Agen, vaivai que vaille

Ce samedi, le SUA LG se rend à Mayol dans l’antre toulonnais sans grande illusion mais avec l’espoir de rivaliser le plus longtemps possible avec l’une des grosses cylindrées de notre championnat...

De notre journaliste : Cyril Recondo

Pendant que la France du rugby s’émeut à l’idée de subitement découvrir que ses valeurs qui ont longtemps fait son charme disparaissent aussi vite que les « biftons » de la poche du soudainement naïf docteur Hans Pieter Wild*, le Sporting, lui compte les jours qui le séparent d’une fin de saison interminable.

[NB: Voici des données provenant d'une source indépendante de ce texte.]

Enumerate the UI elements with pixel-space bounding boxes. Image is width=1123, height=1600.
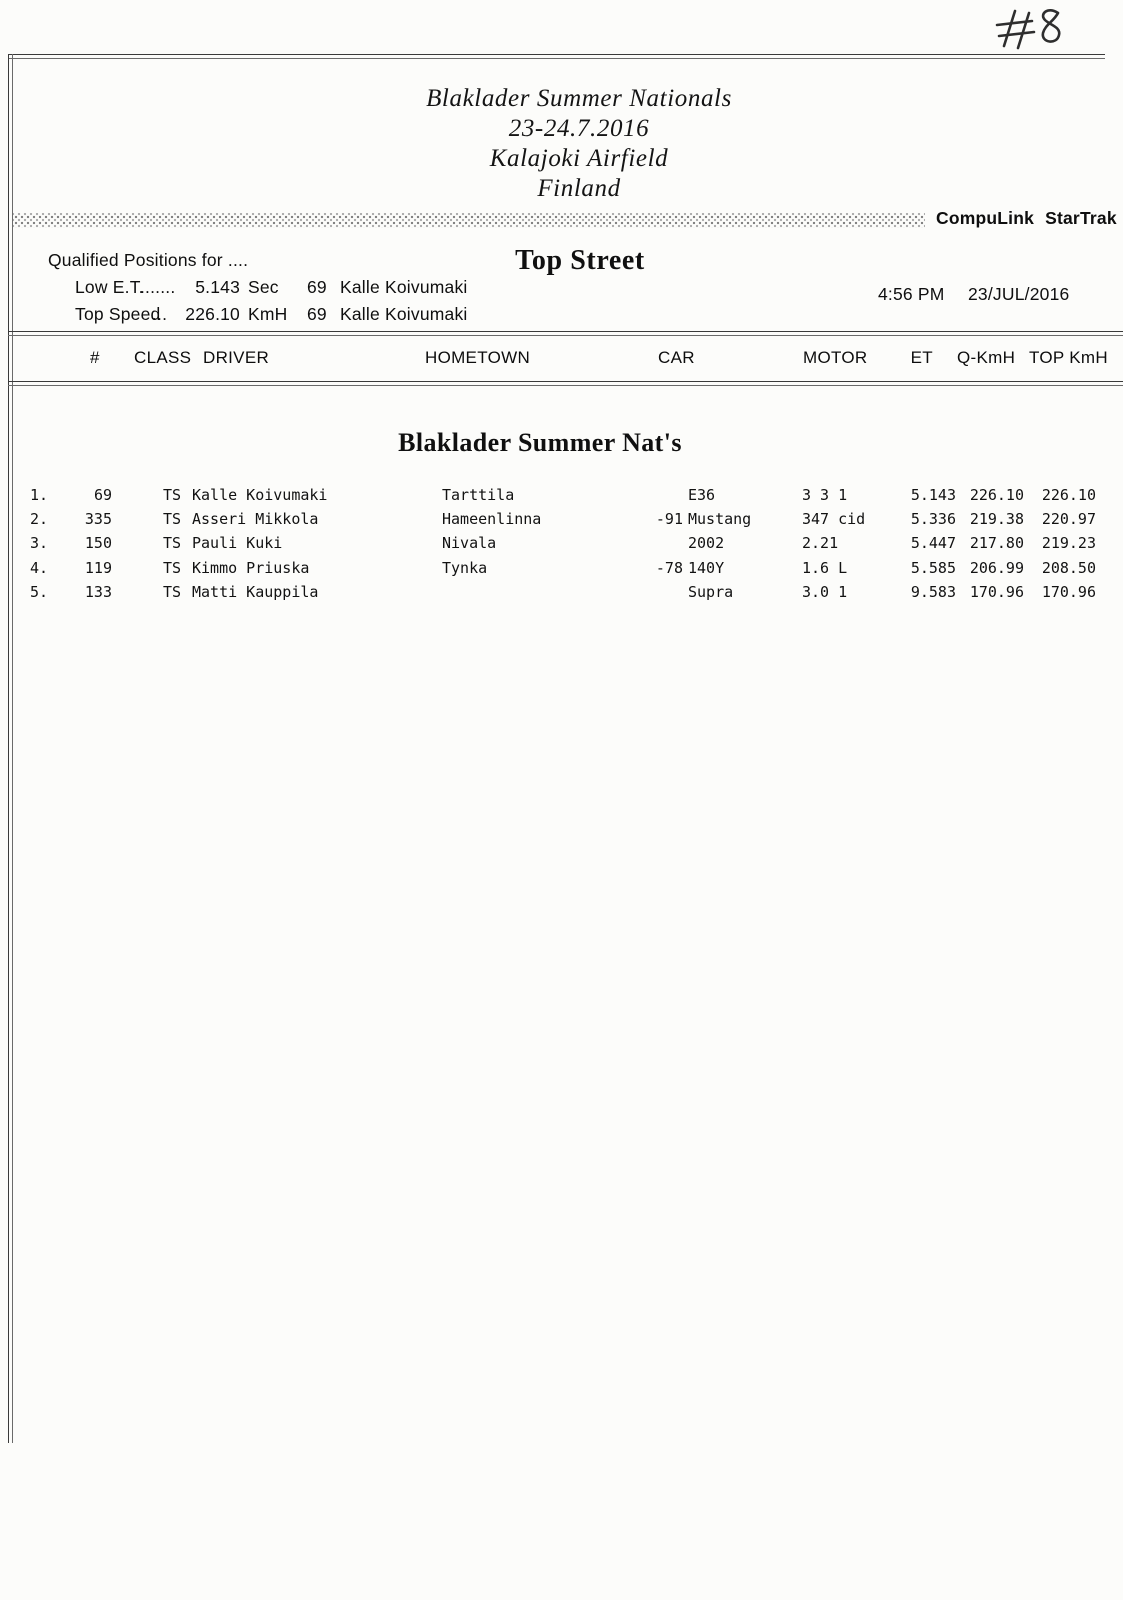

Car si pendant longtemps les mois de mai et juin rimaient avec liesse et joie sur les berges de la Garonne grâce à son cher SUA, ce dernier tiers du championnat est désormais, au mieux, celui du temps de la peur, au pire, comme cette année, celui de la lamentation. C’est d’ailleurs le seul point commun que le SUA peut afficher avec le docteur « Maboul » du Stade Français, celui de ne plus jamais vibrer au printemps...

En attendant donc la Pro D2 et en tentant d’éviter ce fichu Covid-19 qui n’en finit plus de bousculer le calendrier de Top 14, les hommes du trio Sonnes – Ortiz – Mirande vont devoir se coltiner un nouveau déplacement périlleux chez des Toulonnais bien décidés à faire le plein de points.

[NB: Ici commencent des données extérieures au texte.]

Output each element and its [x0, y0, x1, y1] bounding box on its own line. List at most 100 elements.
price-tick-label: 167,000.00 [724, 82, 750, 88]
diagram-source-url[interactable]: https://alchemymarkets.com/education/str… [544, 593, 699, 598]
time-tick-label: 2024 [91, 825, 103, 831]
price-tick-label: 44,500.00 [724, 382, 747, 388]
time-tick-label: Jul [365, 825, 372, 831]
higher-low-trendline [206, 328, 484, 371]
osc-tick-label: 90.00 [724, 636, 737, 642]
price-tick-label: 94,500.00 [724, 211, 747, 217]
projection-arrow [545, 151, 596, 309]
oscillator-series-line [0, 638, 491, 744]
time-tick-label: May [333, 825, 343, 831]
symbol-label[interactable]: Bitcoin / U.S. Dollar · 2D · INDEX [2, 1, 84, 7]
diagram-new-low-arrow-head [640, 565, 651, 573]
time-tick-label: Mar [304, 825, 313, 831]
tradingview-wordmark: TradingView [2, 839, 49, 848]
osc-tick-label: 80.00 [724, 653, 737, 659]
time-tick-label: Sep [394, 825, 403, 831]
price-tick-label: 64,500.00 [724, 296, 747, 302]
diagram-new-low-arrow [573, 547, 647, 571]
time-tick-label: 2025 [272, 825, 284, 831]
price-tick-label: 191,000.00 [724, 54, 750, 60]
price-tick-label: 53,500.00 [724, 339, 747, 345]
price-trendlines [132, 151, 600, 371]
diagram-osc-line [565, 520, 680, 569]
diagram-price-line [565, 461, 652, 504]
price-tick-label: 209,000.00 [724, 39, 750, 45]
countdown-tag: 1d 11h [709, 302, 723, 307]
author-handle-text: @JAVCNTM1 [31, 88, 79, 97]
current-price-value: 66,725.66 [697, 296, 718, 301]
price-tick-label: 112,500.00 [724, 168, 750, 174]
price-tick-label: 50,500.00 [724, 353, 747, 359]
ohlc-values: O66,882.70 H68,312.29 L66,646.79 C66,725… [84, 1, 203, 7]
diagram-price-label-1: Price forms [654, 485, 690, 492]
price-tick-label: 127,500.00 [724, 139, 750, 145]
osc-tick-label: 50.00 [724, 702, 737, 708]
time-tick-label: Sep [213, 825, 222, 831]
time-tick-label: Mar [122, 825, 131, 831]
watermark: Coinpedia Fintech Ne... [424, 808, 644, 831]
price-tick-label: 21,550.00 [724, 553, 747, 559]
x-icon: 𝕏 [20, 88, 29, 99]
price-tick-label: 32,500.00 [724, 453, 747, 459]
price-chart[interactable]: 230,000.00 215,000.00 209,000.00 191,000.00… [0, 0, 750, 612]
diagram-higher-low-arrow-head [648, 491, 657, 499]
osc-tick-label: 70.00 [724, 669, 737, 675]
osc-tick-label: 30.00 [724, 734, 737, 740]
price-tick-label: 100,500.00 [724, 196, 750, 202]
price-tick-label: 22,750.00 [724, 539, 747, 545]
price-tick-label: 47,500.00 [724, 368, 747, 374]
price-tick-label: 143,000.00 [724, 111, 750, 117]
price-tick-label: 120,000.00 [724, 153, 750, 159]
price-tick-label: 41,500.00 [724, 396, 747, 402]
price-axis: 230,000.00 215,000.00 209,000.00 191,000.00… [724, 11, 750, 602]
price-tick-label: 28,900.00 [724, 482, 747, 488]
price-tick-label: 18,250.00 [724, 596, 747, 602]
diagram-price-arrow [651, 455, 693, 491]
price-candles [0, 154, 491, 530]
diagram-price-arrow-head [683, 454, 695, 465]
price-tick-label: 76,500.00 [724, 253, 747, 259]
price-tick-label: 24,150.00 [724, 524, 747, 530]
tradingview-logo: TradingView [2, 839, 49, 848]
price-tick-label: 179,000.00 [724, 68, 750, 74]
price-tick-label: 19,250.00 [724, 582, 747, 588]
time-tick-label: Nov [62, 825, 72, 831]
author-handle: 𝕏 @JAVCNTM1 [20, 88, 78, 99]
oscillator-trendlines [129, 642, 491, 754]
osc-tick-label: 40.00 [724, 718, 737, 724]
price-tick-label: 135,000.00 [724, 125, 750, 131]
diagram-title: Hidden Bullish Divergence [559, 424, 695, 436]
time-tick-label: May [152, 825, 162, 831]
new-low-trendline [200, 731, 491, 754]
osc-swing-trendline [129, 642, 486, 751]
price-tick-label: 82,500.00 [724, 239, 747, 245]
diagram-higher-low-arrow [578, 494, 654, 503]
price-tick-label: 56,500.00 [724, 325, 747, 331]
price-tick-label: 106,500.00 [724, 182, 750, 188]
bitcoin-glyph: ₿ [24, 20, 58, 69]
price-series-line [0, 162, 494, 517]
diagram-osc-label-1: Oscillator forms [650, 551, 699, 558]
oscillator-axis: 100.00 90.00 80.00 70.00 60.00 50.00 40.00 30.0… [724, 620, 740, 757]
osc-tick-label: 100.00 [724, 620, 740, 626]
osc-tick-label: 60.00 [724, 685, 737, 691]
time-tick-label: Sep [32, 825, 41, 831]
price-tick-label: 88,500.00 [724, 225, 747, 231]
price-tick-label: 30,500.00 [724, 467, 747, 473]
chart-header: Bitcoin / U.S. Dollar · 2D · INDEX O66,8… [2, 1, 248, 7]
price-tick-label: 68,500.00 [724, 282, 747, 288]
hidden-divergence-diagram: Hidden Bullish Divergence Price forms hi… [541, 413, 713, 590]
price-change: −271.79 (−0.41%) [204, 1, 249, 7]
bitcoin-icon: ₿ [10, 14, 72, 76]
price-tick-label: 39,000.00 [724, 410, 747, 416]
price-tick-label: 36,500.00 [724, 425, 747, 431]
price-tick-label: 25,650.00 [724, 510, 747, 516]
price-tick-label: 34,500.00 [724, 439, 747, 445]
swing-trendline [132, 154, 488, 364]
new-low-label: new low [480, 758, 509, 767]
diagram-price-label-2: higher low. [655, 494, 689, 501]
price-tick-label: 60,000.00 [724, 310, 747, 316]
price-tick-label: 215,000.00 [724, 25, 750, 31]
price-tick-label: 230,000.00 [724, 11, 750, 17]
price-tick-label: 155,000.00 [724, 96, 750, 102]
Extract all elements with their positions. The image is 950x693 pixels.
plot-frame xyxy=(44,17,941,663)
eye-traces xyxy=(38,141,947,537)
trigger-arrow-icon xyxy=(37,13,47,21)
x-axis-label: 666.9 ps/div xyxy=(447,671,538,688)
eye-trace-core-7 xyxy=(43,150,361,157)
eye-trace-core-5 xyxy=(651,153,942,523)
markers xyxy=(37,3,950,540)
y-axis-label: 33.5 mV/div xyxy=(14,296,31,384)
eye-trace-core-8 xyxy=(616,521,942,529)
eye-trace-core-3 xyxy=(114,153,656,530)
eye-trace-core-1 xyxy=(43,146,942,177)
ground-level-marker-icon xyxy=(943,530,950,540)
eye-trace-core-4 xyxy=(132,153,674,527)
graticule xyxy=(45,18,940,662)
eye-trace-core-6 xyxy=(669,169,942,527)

Amputé d’une grande partie de ses jeunes éléments Naullet, Burin, Kroos notamment, qui tenteront ce week-end d’assurer le maintien aux espoirs (Ndlr, ils se déplacent à Mont-de-Marsan), et de toujours trop nombreux blessés, c’est sur la pointe des pieds de peur de déranger que le Sporting se rend à mayol dans l’antre d’un RC Toulon toujours à la bagarre pour la qualification (7ème actuellement avec 52 pts).

Plutôt à l’aise en conquête ces dernières semaines, c’est surtout son inconsistance défensive associée à son manque rédhibitoire de puissance en attaque qui ont empêché le Sporting de valider certains progrès entraperçus notamment lors de premières périodes souvent prometteuses.

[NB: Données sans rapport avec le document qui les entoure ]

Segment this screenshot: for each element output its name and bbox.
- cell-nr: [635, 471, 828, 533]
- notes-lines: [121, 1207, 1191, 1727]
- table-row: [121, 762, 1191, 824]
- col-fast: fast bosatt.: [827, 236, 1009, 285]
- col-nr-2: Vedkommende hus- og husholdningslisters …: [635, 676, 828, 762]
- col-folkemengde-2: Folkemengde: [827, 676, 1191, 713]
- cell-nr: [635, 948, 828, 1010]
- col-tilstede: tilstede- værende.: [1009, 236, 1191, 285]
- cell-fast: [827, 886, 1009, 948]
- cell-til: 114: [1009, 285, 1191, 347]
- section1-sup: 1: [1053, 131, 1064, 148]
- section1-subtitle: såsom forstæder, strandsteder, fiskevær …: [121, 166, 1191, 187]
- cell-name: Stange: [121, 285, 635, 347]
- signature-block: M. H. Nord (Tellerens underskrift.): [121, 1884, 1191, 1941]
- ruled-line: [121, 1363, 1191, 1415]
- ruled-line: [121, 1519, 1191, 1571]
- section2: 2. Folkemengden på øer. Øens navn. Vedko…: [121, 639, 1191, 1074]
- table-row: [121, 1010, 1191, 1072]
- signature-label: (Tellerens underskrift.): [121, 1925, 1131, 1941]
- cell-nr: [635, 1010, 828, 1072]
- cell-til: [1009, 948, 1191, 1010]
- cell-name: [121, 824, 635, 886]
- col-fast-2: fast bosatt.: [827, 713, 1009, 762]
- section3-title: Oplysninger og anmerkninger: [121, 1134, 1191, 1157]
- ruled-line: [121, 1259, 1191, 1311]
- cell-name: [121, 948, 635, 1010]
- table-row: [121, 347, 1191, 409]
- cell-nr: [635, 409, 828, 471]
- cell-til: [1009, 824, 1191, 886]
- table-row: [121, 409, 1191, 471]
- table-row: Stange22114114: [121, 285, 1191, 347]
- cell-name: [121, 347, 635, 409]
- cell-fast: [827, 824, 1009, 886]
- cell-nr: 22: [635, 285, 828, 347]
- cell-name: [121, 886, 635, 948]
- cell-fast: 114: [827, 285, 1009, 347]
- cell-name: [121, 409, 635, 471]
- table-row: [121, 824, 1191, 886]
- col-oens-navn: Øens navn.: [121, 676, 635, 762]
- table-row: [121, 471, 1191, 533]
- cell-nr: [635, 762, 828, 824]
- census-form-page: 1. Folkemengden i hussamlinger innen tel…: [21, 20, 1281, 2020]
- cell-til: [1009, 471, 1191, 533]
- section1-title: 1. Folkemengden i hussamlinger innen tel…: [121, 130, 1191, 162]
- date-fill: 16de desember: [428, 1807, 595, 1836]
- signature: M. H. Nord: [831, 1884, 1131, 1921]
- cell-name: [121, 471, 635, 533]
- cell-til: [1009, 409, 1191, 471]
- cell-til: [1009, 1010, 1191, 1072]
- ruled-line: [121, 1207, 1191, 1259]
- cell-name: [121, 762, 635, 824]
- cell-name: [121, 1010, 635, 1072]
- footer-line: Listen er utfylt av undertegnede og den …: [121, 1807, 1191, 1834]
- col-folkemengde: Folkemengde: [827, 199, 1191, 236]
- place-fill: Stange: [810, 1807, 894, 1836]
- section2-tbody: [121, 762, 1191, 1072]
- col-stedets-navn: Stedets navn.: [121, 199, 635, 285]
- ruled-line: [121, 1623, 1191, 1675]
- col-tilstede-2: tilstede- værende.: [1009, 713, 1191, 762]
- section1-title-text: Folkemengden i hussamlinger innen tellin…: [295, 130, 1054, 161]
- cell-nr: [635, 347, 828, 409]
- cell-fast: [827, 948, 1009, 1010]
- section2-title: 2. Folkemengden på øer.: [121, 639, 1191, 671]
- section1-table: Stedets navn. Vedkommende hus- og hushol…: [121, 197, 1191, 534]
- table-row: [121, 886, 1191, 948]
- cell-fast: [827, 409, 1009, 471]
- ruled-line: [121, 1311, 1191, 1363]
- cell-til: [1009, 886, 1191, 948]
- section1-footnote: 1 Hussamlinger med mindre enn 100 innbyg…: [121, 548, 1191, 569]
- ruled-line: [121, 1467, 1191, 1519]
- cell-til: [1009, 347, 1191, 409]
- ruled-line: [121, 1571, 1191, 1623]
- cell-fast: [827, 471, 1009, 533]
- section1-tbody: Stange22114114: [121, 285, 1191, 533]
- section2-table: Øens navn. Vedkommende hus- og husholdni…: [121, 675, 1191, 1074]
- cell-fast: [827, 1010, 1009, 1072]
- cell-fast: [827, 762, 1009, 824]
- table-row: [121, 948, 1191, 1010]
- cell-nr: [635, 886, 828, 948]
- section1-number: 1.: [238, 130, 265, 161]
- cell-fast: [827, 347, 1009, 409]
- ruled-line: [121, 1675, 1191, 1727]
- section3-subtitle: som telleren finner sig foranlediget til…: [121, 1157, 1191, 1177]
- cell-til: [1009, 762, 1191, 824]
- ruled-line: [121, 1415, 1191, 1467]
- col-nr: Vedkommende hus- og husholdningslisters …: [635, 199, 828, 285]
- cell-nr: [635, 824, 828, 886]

A ce titre, l’arrivée inattendue en tant que joker médical au centre du treiziste samoan Patty Vaivai, joli bébé de 1,83m pour 120 kg, devrait permettre de combler ce cruel déficit et d’amener quelques certitudes au moins dans les duels même s’il ne devrait jouer que quelques minutes ce week-end (voir encadré). Car collectivement, et l’histoire de ce jeu l’a trop souvent montré, passer du XIII à XV n’est jamais aisé sauf à s’appeler Tana Umaga, Sonny Bill Williams, Andy Farrell ou encore plus près de nous Romain Sore... Mais au point où le SUA LG en est rendu, on se dit que chaque tampon distribué est bon à prendre. De quoi rendre nostalgique les héros des sulfureux Agen – Toulon d’un temps que les moins de vingt ans ne peuvent pas connaître, il y a un pas que nous ne franchiront pas... N’en déplaise aux vrais naïfs...


* Suite au départ en cours de saison de son centre Gaël Fickou, le président du Stade Français Hans Pieter Wild s’est déclaré déçu par le rendement de sa star et son départ anticipé, voir entretien L’équipe le 20 avril 2021


PATTY VAIVAI Première dans le groupe ?

Le SUA LG s’’st donc offert Paterika dit «Patty» Vaivai en tant que joker médical jusqu’à la fin de la saison 20/21.

Ce joueur d’origine samoane est connu dans le rugby à XIII où il évoluait au Toulouse Olympique XIII depuis 2019. Patty a une importante expérience du haut niveau. Après être passé par les équipes de jeunes du Melbourne Storm et des New Zealand Warriors, Patty a connu la NRL Australienne avec les Newcastle Knights puis avec les Gold Coast Titans. En 2018, il tente l’aventure Européenne en rejoignant les Leigh Centurions et débarque au TO après un an passé en Angleterre. Encore juste physiquement, il pourrait dès ce week-end intégrer le groupe en tant que remplaçant pour ce déplacement à Toulon.